Bayesian Spatiotemporal, Sample Survey, and Forecasting Methods for Analyzing COVID-19 Infections and Mortality

For decades, mathematicians and statisticians have been modelling infectious diseases to forecast case/death counts, estimate important epidemiological quantities, and understand the dynamics of disease spread. This dissertation offers methodological insights into each of these three challenges using novel spatial, spatio-temporal, and Bayesian modelling methods, with applications to COVID-19 data. Alongside methodological contributions, this thesis also presents estimates of important epidemiological quantities which, subject to peer review, could be utilized by public health professionals and policy makers.

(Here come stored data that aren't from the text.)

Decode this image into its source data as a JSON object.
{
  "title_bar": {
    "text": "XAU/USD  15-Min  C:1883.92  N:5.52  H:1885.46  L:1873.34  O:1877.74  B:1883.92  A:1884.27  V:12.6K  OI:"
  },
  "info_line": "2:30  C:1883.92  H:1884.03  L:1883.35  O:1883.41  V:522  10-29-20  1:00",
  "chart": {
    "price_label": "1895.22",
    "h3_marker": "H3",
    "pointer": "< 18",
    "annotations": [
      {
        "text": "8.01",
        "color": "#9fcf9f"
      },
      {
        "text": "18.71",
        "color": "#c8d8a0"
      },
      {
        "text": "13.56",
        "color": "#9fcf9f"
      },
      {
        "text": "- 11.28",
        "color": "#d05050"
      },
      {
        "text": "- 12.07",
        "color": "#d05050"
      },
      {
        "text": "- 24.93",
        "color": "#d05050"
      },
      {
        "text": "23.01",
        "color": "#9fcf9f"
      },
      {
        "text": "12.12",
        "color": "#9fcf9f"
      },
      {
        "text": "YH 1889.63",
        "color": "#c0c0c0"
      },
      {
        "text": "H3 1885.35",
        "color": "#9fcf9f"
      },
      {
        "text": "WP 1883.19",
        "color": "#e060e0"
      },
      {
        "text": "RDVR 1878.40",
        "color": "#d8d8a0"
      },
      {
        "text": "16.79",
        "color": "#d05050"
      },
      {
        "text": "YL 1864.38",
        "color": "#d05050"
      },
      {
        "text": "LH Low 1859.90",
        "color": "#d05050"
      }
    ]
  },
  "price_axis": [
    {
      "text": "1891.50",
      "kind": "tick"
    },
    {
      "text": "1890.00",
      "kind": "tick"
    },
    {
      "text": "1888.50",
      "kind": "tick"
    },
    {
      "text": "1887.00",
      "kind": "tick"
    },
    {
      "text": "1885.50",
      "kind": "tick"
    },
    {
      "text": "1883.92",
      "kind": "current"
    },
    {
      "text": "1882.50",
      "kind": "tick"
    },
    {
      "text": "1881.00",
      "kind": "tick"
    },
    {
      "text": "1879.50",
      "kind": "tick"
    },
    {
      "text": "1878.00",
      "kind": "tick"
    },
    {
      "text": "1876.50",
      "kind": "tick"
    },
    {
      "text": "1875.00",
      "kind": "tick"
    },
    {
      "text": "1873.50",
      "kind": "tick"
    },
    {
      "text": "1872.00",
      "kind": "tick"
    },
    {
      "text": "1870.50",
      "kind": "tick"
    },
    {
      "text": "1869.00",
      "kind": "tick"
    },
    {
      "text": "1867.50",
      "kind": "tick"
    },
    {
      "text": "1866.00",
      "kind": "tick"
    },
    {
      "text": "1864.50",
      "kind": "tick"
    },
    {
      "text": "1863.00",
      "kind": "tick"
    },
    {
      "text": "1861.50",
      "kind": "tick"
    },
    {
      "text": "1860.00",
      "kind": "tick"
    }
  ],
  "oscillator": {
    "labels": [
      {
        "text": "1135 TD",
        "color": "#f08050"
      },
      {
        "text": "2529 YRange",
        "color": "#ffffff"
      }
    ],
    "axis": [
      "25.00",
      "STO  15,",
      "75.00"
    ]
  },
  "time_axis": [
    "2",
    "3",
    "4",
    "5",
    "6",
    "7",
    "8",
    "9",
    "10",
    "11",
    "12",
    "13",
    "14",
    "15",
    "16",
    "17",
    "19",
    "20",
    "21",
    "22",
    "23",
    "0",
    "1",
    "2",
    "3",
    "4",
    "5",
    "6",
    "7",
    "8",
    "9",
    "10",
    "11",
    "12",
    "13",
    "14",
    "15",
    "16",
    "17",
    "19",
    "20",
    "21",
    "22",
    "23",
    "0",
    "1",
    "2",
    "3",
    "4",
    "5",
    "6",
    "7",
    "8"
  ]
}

There are four primary contributions of this work: 1) a subnational, single-wave COVID-19 mortality forecasting model that accounts for day-of-the-week effects, which was shown to outperform the most highly-cited model during the first viral wave; 2) a mobility-augmented spatial model for COVID-19 case counts, where cellphone-derived mobility data is shown to capture dependence between areal units better than physical proximity; 3) a novel, interpretable spatio-temporal infectious disease model where infectiousness is a function of mobility between areal units, resulting in estimates of the risk associated with travelling in two Spanish Communities; 4) a modular Bayesian framework based on mixture modelling of serological data and disaggregated deaths data to estimate COVID-19 incidence and infection fatality rates, resulting in estimates of these quantities across Canada for various strata. Although the applications in this thesis are to COVID-19 data, the proposed methodology can be applied to a wide spectrum of problems across infectious disease epidemiology.